Interview: Stadtteilmanagerin Katrin Englert

 

Seit 1. Oktober 2017 ist Katrin Englert für das Stadtteilmanagement Pasing zuständig. Die gelernte Diplom-Geographin tritt die Nachfolge von Prof. Dr. Joachim Vossen und Lena Eberl an. Beschäftigt bei der Münchner Gesellschaft für Stadterneuerung mbH (MGS) entwickelt sie Konzepte und Projekte zur Stärkung des gewachsenen Zentrums und fördert die Zusammenarbeit lokaler Akteure. Grund genug, um Katrin Englert einmal genauer vorzustellen.

 

Sie sind gebürtige Münchnerin. Was verbindet Sie mit Pasing?
Ich bin unweit von Pasing, in Untermenzing aufgewachsen und lebe auch jetzt dort. Daher ist und war Pasing schon immer ein zentraler Anlaufpunkt für mich. Ich schätze besonders das kulturelle Angebot der Pasinger Fabrik und beende meine Einkäufe in Pasing stets mit einem Besuch auf dem Pasinger Viktualienmarkt.

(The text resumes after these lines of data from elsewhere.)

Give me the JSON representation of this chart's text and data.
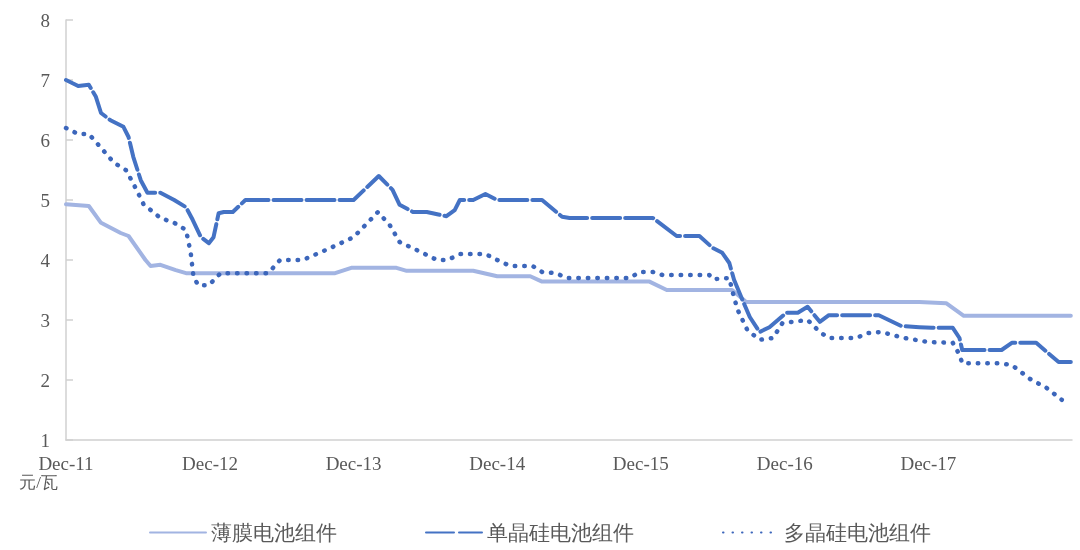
{
  "chart_data": {
    "type": "line",
    "ylabel": "元/瓦",
    "ylim": [
      1,
      8
    ],
    "yticks": [
      1,
      2,
      3,
      4,
      5,
      6,
      7,
      8
    ],
    "xlim": [
      "2011-12-01",
      "2018-12-01"
    ],
    "xticks": [
      {
        "value": "2011-12",
        "label": "Dec-11"
      },
      {
        "value": "2012-12",
        "label": "Dec-12"
      },
      {
        "value": "2013-12",
        "label": "Dec-13"
      },
      {
        "value": "2014-12",
        "label": "Dec-14"
      },
      {
        "value": "2015-12",
        "label": "Dec-15"
      },
      {
        "value": "2016-12",
        "label": "Dec-16"
      },
      {
        "value": "2017-12",
        "label": "Dec-17"
      }
    ],
    "grid": false,
    "legend": "bottom",
    "marker": "none",
    "series": [
      {
        "name": "薄膜电池组件",
        "color": "#a2b4e2",
        "line_style": "solid",
        "x": [
          "2011-12-01",
          "2012-01-28",
          "2012-02-28",
          "2012-04-18",
          "2012-05-08",
          "2012-06-20",
          "2012-07-03",
          "2012-07-28",
          "2012-09-05",
          "2012-10-01",
          "2013-10-15",
          "2013-11-25",
          "2014-03-20",
          "2014-04-15",
          "2014-10-01",
          "2014-12-01",
          "2015-02-23",
          "2015-03-25",
          "2015-12-23",
          "2016-02-05",
          "2016-07-20",
          "2016-08-25",
          "2017-11-08",
          "2018-01-15",
          "2018-03-01",
          "2018-11-28"
        ],
        "values": [
          4.93,
          4.9,
          4.62,
          4.45,
          4.4,
          4.0,
          3.9,
          3.92,
          3.83,
          3.78,
          3.78,
          3.87,
          3.87,
          3.82,
          3.82,
          3.73,
          3.73,
          3.64,
          3.64,
          3.5,
          3.5,
          3.3,
          3.3,
          3.28,
          3.07,
          3.07
        ]
      },
      {
        "name": "单晶硅电池组件",
        "color": "#4472c4",
        "line_style": "dashed",
        "x": [
          "2011-12-01",
          "2012-01-01",
          "2012-01-28",
          "2012-02-15",
          "2012-02-28",
          "2012-03-23",
          "2012-04-25",
          "2012-05-08",
          "2012-05-20",
          "2012-06-08",
          "2012-06-25",
          "2012-07-28",
          "2012-09-01",
          "2012-10-01",
          "2012-10-18",
          "2012-11-08",
          "2012-11-28",
          "2012-12-10",
          "2012-12-23",
          "2013-01-05",
          "2013-01-28",
          "2013-03-01",
          "2013-12-01",
          "2014-02-03",
          "2014-03-10",
          "2014-03-28",
          "2014-05-01",
          "2014-06-05",
          "2014-07-25",
          "2014-08-15",
          "2014-08-28",
          "2014-10-01",
          "2014-11-01",
          "2014-12-01",
          "2015-03-25",
          "2015-05-15",
          "2015-06-03",
          "2016-01-01",
          "2016-03-01",
          "2016-04-28",
          "2016-06-01",
          "2016-06-25",
          "2016-07-13",
          "2016-07-25",
          "2016-08-13",
          "2016-09-03",
          "2016-09-28",
          "2016-10-23",
          "2016-12-05",
          "2017-01-03",
          "2017-01-28",
          "2017-02-28",
          "2017-03-23",
          "2017-07-28",
          "2017-09-23",
          "2017-11-08",
          "2017-12-10",
          "2018-02-01",
          "2018-02-18",
          "2018-02-25",
          "2018-06-05",
          "2018-07-01",
          "2018-09-01",
          "2018-10-28",
          "2018-11-28"
        ],
        "values": [
          7.0,
          6.9,
          6.92,
          6.72,
          6.45,
          6.33,
          6.22,
          6.05,
          5.72,
          5.33,
          5.12,
          5.12,
          5.0,
          4.88,
          4.67,
          4.38,
          4.28,
          4.38,
          4.78,
          4.8,
          4.8,
          5.0,
          5.0,
          5.4,
          5.17,
          4.92,
          4.8,
          4.8,
          4.73,
          4.83,
          5.0,
          5.0,
          5.1,
          5.0,
          5.0,
          4.72,
          4.7,
          4.7,
          4.4,
          4.4,
          4.2,
          4.12,
          3.95,
          3.67,
          3.37,
          3.05,
          2.8,
          2.88,
          3.12,
          3.12,
          3.22,
          2.97,
          3.08,
          3.08,
          2.9,
          2.88,
          2.87,
          2.87,
          2.7,
          2.5,
          2.5,
          2.62,
          2.62,
          2.3,
          2.3
        ]
      },
      {
        "name": "多晶硅电池组件",
        "color": "#3c66bb",
        "line_style": "dotted",
        "x": [
          "2011-12-01",
          "2012-01-01",
          "2012-01-28",
          "2012-02-28",
          "2012-04-01",
          "2012-05-01",
          "2012-05-18",
          "2012-06-01",
          "2012-06-15",
          "2012-07-28",
          "2012-09-01",
          "2012-10-01",
          "2012-10-13",
          "2012-10-20",
          "2012-11-01",
          "2012-11-28",
          "2012-12-28",
          "2013-04-28",
          "2013-05-28",
          "2013-07-25",
          "2013-10-03",
          "2013-12-01",
          "2014-02-01",
          "2014-03-03",
          "2014-03-28",
          "2014-05-25",
          "2014-07-01",
          "2014-07-28",
          "2014-08-28",
          "2014-11-01",
          "2014-12-01",
          "2015-01-03",
          "2015-03-01",
          "2015-03-25",
          "2015-05-01",
          "2015-05-25",
          "2015-11-03",
          "2015-11-28",
          "2016-01-01",
          "2016-01-25",
          "2016-05-23",
          "2016-06-01",
          "2016-07-13",
          "2016-07-20",
          "2016-08-03",
          "2016-08-28",
          "2016-09-28",
          "2016-11-01",
          "2016-11-25",
          "2017-01-28",
          "2017-02-28",
          "2017-03-23",
          "2017-06-01",
          "2017-06-28",
          "2017-08-03",
          "2017-10-01",
          "2017-12-03",
          "2018-02-01",
          "2018-02-18",
          "2018-02-25",
          "2018-05-28",
          "2018-07-01",
          "2018-08-20",
          "2018-09-25",
          "2018-11-05"
        ],
        "values": [
          6.2,
          6.1,
          6.1,
          5.87,
          5.62,
          5.5,
          5.3,
          5.12,
          4.93,
          4.7,
          4.62,
          4.5,
          4.12,
          3.72,
          3.58,
          3.58,
          3.78,
          3.78,
          4.0,
          4.0,
          4.2,
          4.38,
          4.8,
          4.58,
          4.3,
          4.12,
          4.0,
          4.0,
          4.1,
          4.1,
          4.0,
          3.9,
          3.9,
          3.8,
          3.78,
          3.7,
          3.7,
          3.8,
          3.8,
          3.75,
          3.75,
          3.68,
          3.7,
          3.5,
          3.17,
          2.83,
          2.67,
          2.7,
          2.95,
          3.0,
          2.8,
          2.7,
          2.7,
          2.78,
          2.8,
          2.7,
          2.63,
          2.62,
          2.42,
          2.28,
          2.28,
          2.25,
          2.0,
          1.88,
          1.67
        ]
      }
    ]
  }
}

Worin liegt der Reiz für Sie, als Stadtteilmanagerin in Pasing zu arbeiten?
In den letzten Jahren hat sich Pasing sehr gewandelt und dieser Prozess ist noch lange nicht abgeschlossen. Für mich besteht ein besonderer Reiz darin, Einzelhandel, Gastronomie und Dienstleister im gewachsenen Zentrum bei diesem Wandel zu begleiten, zu unterstützen und den Versorgungsstandort Pasing zu stärken.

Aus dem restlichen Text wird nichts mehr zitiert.